岡田将生の“悪い顔”『ゴールド・ボーイ』

 リアルサウンド映画部の編集スタッフが週替りでお届けする「週末映画館でこれ観よう!」。毎週末にオススメ映画・特集上映をご紹介。今週は、ブルー・ボーイ石井が『ゴールド・ボーイ』をプッシュします。

『ゴールド・ボーイ』

 リアルサウンド映画部でもたびたび掲載してきた岡田将生さんについてのコラム。一連の記事を振り返ってみると、「情けない」「嫌なヤツ」「ダブスタ」「クズキャラ」など、なかなかのパワーワードがズラリと並んでいます。もちろん、岡田さん自身が、ということではなく、演じてきたキャラクターのこと。世界にも注目された端正な顔立ちで、たくさんの良心的なキャラクターも演じてきていますが、個人的には“悪い顔”を見せるときに最高に輝く俳優だと感じています。

 そんな岡田さんの“悪い顔”を最初から最後までたっぷりと堪能できるのが『ゴールド・ボーイ』です。岡田さんが本作で演じるのは、狂気的な殺人犯・東昇。これはあらすじにも書かれているのでネタバレではないと思っていただきたいのですが、映画冒頭から東は殺人を犯します。しかも笑いながら。この時点で本作は間違いないと確信しましたが、まさに最初から最後まで岡田スーパーモードを堪能できるのです。

 東昇は沖縄・那覇の有数企業・東ホールディングスの会長の娘に婿入りした人物。しかし、妻・静(松井玲奈)とは良好な関係ではなく、離婚を迫られている状況であり、一族の中でも所詮余所者の扱われ方。はたから見れば裕福にみえても、彼自身は何も持っていない。じゃあ、自分のものにしてしまおうーーということで彼は義父母を殺してしまうというわけです。

 どっからどう見ても優しい人、笑顔も爽やかで素敵……と思っていたら悪魔のような顔になる豹変ぶり。

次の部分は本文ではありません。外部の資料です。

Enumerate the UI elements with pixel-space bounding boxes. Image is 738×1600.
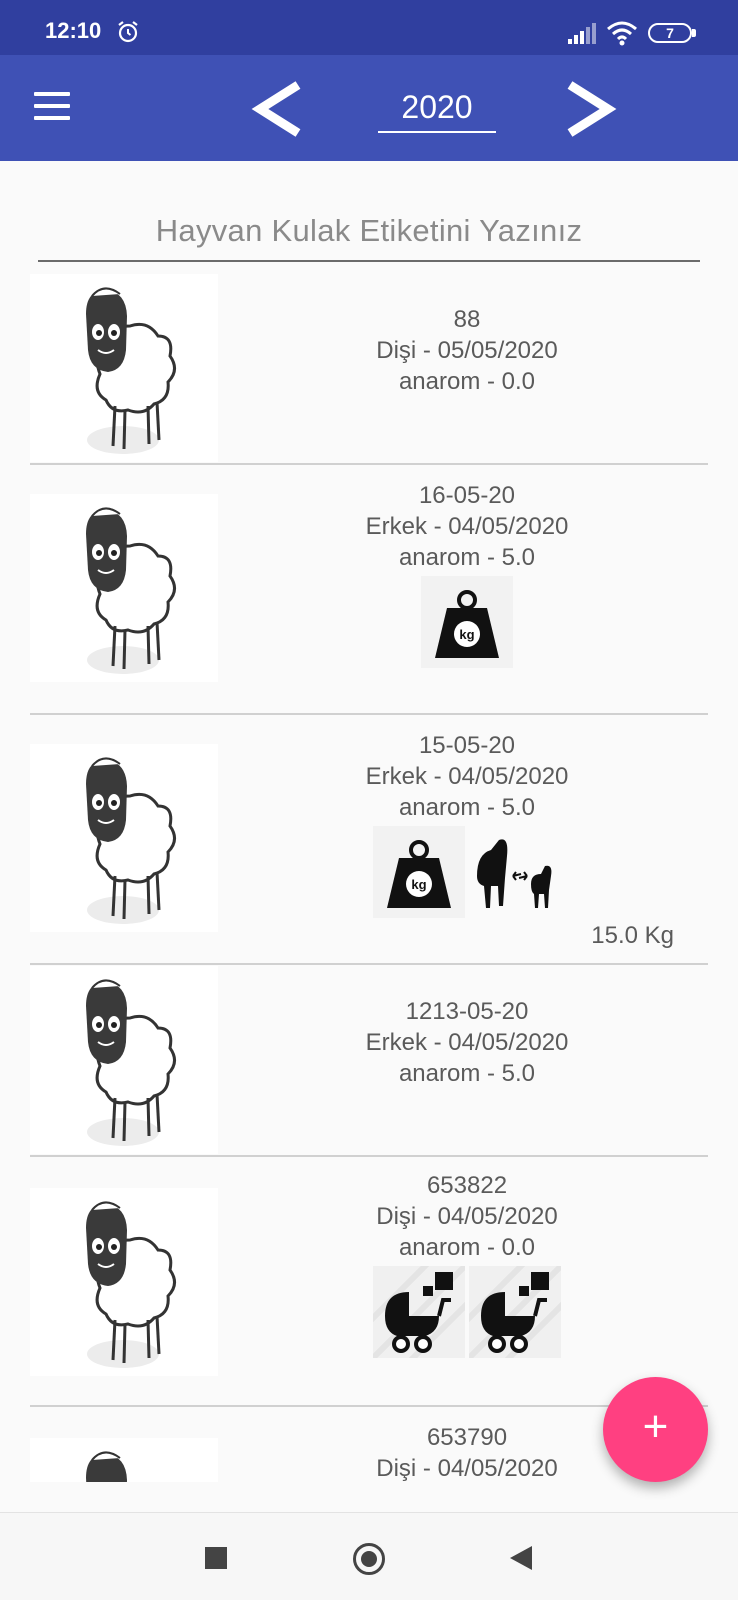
divider	[30, 463, 708, 465]
alarm-icon	[118, 21, 138, 43]
sheep-image	[30, 494, 218, 682]
stroller-icon	[469, 1266, 561, 1358]
status-bar: 12:10 7	[0, 0, 738, 55]
animal-tag: 88	[453, 306, 481, 333]
battery-level: 7	[666, 25, 674, 41]
divider	[30, 963, 708, 965]
sheep-image	[30, 274, 218, 462]
animal-breed-weight: anarom - 5.0	[398, 1060, 536, 1087]
status-time: 12:10	[45, 18, 102, 43]
animal-breed-weight: anarom - 5.0	[398, 794, 536, 821]
app-bar: 2020	[0, 55, 738, 161]
animal-breed-weight: anarom - 5.0	[398, 544, 536, 571]
animal-gender-date: Dişi - 05/05/2020	[376, 337, 558, 364]
sheep-image	[30, 744, 218, 932]
wifi-icon	[607, 21, 637, 46]
home-icon[interactable]	[353, 1543, 385, 1575]
chevron-left-icon[interactable]	[250, 81, 308, 137]
back-icon[interactable]	[510, 1546, 532, 1570]
mother-lamb-icon	[469, 826, 561, 918]
list-item[interactable]: 1213-05-20 Erkek - 04/05/2020 anarom - 5…	[30, 966, 708, 1154]
recents-icon[interactable]	[205, 1547, 227, 1569]
list-item[interactable]: 88 Dişi - 05/05/2020 anarom - 0.0	[30, 274, 708, 462]
animal-weight: 15.0 Kg	[591, 922, 674, 949]
animal-tag: 15-05-20	[418, 732, 516, 759]
divider	[30, 1405, 708, 1407]
plus-icon: +	[642, 1402, 669, 1451]
animal-tag: 16-05-20	[418, 482, 516, 509]
add-animal-button[interactable]: +	[603, 1377, 708, 1482]
animal-gender-date: Erkek - 04/05/2020	[365, 1029, 569, 1056]
sheep-image	[30, 966, 218, 1154]
menu-icon[interactable]	[34, 92, 70, 122]
stroller-icon	[373, 1266, 465, 1358]
animal-breed-weight: anarom - 0.0	[398, 1234, 536, 1261]
animal-gender-date: Dişi - 04/05/2020	[376, 1203, 558, 1230]
weight-icon	[419, 574, 515, 670]
divider	[30, 713, 708, 715]
animal-gender-date: Erkek - 04/05/2020	[365, 763, 569, 790]
animal-tag: 1213-05-20	[405, 998, 529, 1025]
sheep-image	[30, 1188, 218, 1376]
animal-breed-weight: anarom - 0.0	[398, 368, 536, 395]
chevron-right-icon[interactable]	[560, 81, 618, 137]
signal-icon	[568, 23, 596, 44]
divider	[30, 1155, 708, 1157]
year-field[interactable]: 2020	[378, 83, 496, 133]
list-item[interactable]: 653822 Dişi - 04/05/2020 anarom - 0.0	[30, 1158, 708, 1404]
search-input[interactable]	[38, 202, 700, 262]
list-item[interactable]: 15-05-20 Erkek - 04/05/2020 anarom - 5.0…	[30, 716, 708, 962]
system-nav-bar	[0, 1512, 738, 1600]
sheep-image	[30, 1438, 218, 1482]
animal-list: 88 Dişi - 05/05/2020 anarom - 0.0 16-05-…	[0, 272, 738, 1482]
battery-icon: 7	[648, 23, 696, 43]
animal-tag: 653822	[426, 1172, 508, 1199]
list-item[interactable]: 16-05-20 Erkek - 04/05/2020 anarom - 5.0	[30, 466, 708, 712]
animal-gender-date: Erkek - 04/05/2020	[365, 513, 569, 540]
weight-icon	[370, 824, 467, 920]
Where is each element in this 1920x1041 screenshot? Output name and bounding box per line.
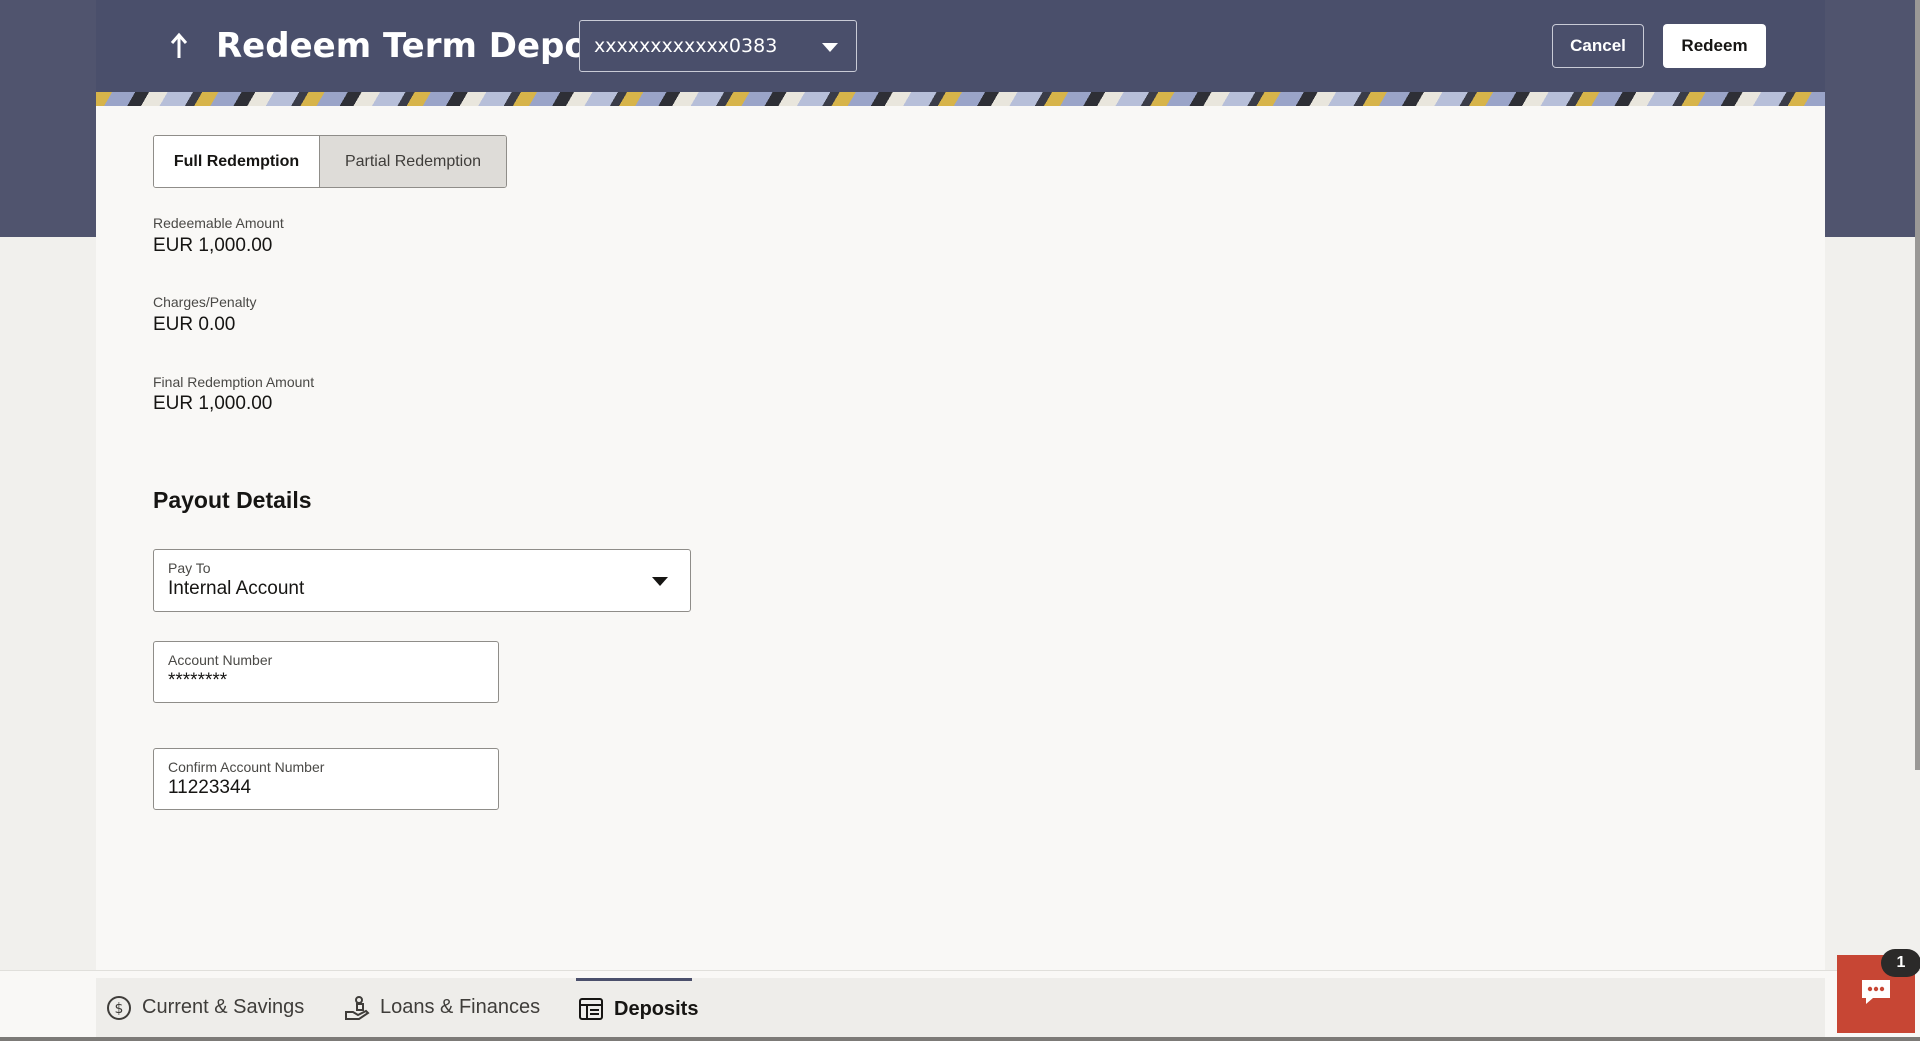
chat-bubble-icon <box>1859 977 1893 1011</box>
account-select[interactable]: xxxxxxxxxxxx0383 <box>579 20 857 72</box>
chevron-down-icon <box>652 577 668 586</box>
account-number-value: ******** <box>168 670 228 691</box>
confirm-account-number-field[interactable]: Confirm Account Number 11223344 <box>153 748 499 810</box>
redeem-button[interactable]: Redeem <box>1663 24 1766 68</box>
confirm-account-number-label: Confirm Account Number <box>168 759 325 775</box>
redeemable-amount-value: EUR 1,000.00 <box>153 235 273 256</box>
tab-loans-finances[interactable]: Loans & Finances <box>344 978 540 1037</box>
tab-current-savings[interactable]: $ Current & Savings <box>106 978 304 1037</box>
redeemable-amount-label: Redeemable Amount <box>153 215 284 231</box>
tab-deposits[interactable]: Deposits <box>576 978 698 1037</box>
svg-text:$: $ <box>115 1001 124 1017</box>
account-number-label: Account Number <box>168 652 273 668</box>
final-amount-label: Final Redemption Amount <box>153 374 315 390</box>
page-title: Redeem Term Deposit <box>216 26 636 66</box>
charges-value: EUR 0.00 <box>153 314 236 335</box>
content-panel <box>96 106 1825 970</box>
partial-redemption-option[interactable]: Partial Redemption <box>320 136 506 187</box>
account-select-value: xxxxxxxxxxxx0383 <box>594 35 778 57</box>
tab-label: Deposits <box>614 997 699 1020</box>
confirm-account-number-value: 11223344 <box>168 777 252 798</box>
page: Redeem Term Deposit xxxxxxxxxxxx0383 Can… <box>0 0 1920 1041</box>
tab-label: Current & Savings <box>142 996 305 1018</box>
pay-to-select[interactable]: Pay To Internal Account <box>153 549 691 612</box>
decorative-stripe <box>96 92 1825 106</box>
pay-to-label: Pay To <box>168 560 211 576</box>
bottom-divider <box>0 1037 1920 1041</box>
chevron-down-icon <box>822 43 838 52</box>
account-number-field[interactable]: Account Number ******** <box>153 641 499 703</box>
deposits-icon <box>578 996 604 1022</box>
payout-details-title: Payout Details <box>153 487 312 513</box>
redemption-type-toggle: Full Redemption Partial Redemption <box>153 135 507 188</box>
full-redemption-option[interactable]: Full Redemption <box>154 136 320 187</box>
pay-to-value: Internal Account <box>168 578 305 599</box>
cancel-button[interactable]: Cancel <box>1552 24 1644 68</box>
tab-label: Loans & Finances <box>380 996 541 1018</box>
final-amount-value: EUR 1,000.00 <box>153 393 273 414</box>
chat-notification-badge: 1 <box>1881 949 1920 977</box>
scrollbar[interactable] <box>1915 0 1920 770</box>
charges-label: Charges/Penalty <box>153 294 257 310</box>
dollar-circle-icon: $ <box>106 995 132 1021</box>
hand-coins-icon <box>344 995 370 1021</box>
back-arrow-icon[interactable] <box>165 28 193 64</box>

本当の岡田将生はいったいどちらなのでしょうか。『天然コケッコー』の純朴な青年もはるか昔。人間の表情をこれだけ変化させることができる俳優・岡田将生に圧倒されるばかりです。

 そんな狂気的な殺人犯のピカレスクロマンなのかと思いきや、本作がすごいのはそこにジュブナイル要素をばっちりと組み込むところにあります。ポスタービジュアルにもなっているとおり、岡田さんのみが主役ではなく、東昇と相対する羽村仁成さん演じる安室朝陽がもう一人の主役なのです。

 朝陽とその友人・浩(前出燿志)と浩の妹・夏月(星乃あんな)は、たまたま海で写真を撮っていたら、東の犯行現場がそこに写っていたことに気づきます。そして、彼らはあろうことか中学生でありながら、東を強請っていく。そして物語が大きく展開していきます。

 『1999年の夏休み』、平成『ガメラ』シリーズの金子修介監督だからこその少年・少女描写で、沖縄の夏模様と相まって、彼らがつるんでいる姿を観るだけで涙腺がやられます。しかし、そんな爽やかな気持ちのままで本作は終わらせてくれません。なぜなら“殺人鬼”の話だからです。